Empfehlenswert ist insbesondere:

  • USt-IdNr. des Geschäftspartners qualifiziert prüfen,
  • Gelangensnachweise und Transportbelege vollständig dokumentieren,
  • Rechnungsangaben sorgfältig kontrollieren,
  • Zusammenfassende Meldungen fristgerecht und korrekt abgeben,
  • ungewöhnliche Lieferketten oder Zahlungswege kritisch prüfen,
  • Geschäftspartner bei größeren Transaktionen sorgfältig plausibilisieren,
  • interne Umsatzsteuer-Compliance dokumentieren.
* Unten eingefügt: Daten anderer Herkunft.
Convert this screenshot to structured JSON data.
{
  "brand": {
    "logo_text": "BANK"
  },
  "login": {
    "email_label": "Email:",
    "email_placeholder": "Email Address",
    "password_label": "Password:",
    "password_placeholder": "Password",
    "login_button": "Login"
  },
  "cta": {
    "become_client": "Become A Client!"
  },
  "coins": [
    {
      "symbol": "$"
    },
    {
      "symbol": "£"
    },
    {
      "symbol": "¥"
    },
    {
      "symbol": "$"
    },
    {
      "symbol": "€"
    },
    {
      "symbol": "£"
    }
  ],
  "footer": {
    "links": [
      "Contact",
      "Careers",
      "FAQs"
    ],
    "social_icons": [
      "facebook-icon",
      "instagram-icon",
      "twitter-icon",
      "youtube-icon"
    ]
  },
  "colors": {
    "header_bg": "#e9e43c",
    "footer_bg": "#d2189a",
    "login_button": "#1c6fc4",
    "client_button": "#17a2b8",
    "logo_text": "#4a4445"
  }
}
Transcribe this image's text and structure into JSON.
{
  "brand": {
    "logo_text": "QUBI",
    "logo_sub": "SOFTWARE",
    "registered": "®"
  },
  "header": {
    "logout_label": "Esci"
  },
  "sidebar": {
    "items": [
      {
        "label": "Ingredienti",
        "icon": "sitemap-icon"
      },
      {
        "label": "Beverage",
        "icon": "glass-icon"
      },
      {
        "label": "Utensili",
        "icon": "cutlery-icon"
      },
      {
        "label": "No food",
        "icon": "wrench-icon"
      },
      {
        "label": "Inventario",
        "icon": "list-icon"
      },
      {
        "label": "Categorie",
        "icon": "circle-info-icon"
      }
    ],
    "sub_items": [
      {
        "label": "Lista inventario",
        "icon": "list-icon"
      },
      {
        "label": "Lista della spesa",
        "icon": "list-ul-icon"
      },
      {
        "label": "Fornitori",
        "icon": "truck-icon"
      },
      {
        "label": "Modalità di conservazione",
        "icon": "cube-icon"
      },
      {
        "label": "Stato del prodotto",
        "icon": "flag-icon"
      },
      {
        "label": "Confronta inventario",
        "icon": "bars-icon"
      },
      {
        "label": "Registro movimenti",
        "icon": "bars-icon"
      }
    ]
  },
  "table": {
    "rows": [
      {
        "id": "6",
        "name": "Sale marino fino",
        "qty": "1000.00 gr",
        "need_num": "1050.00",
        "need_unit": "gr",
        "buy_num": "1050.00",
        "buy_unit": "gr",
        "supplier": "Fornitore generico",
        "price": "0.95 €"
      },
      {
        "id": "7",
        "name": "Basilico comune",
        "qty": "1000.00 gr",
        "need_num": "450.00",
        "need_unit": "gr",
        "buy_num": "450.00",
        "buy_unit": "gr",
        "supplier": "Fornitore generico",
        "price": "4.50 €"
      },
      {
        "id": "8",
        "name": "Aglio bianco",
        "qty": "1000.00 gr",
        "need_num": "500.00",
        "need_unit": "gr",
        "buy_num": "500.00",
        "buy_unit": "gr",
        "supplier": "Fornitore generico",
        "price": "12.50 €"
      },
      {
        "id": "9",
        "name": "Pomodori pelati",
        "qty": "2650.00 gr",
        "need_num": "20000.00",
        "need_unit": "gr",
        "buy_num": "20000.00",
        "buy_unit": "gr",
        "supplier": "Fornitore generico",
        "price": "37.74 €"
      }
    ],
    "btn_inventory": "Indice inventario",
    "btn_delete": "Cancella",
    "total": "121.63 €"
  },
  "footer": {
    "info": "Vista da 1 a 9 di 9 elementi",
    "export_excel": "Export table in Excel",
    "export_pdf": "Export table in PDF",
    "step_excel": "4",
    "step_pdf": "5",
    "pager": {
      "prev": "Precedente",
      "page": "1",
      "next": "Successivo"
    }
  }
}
Gerade bei neuen Geschäftspartnern, ungewöhnlich hohen Margen, kurzfristigen Lieferketten oder abweichenden Zahlungswegen sollte erhöhte Vorsicht gelten.

Nächste Schritte

Das Europäische Parlament muss noch seine Stellungnahme zu dem Dossier abgeben. Diese wird derzeit für Juli 2026 erwartet. Anschließend soll der Rat die neuen Vorschriften förmlich annehmen. Die Verordnung tritt 20 Tage nach Veröffentlichung im Amtsblatt der EU in Kraft.

Fazit

Die Einigung des EU-Rates ist ein weiterer Schritt zur stärkeren Bekämpfung des grenzüberschreitenden Mehrwertsteuerbetrugs. EUStA und OLAF sollen schneller und direkter auf relevante Mehrwertsteuerdaten zugreifen können. Dadurch sollen Ermittlungen beschleunigt, Betrugssysteme früher erkannt und die finanziellen Interessen der Mitgliedstaaten und der EU besser geschützt werden.

Für Unternehmen mit EU-Geschäft bedeutet dies: Die Anforderungen an eine saubere Umsatzsteuerdokumentation und belastbare Compliance-Prozesse werden weiter an Bedeutung gewinnen.

Quelle: Rat der Europäischen Union, Pressemitteilung vom 05.05.2026, „Mehrwertsteuerbetrug: Rat einigt sich auf verstärkte Zusammenarbeit mit EU-Ermittlungsbehörden“.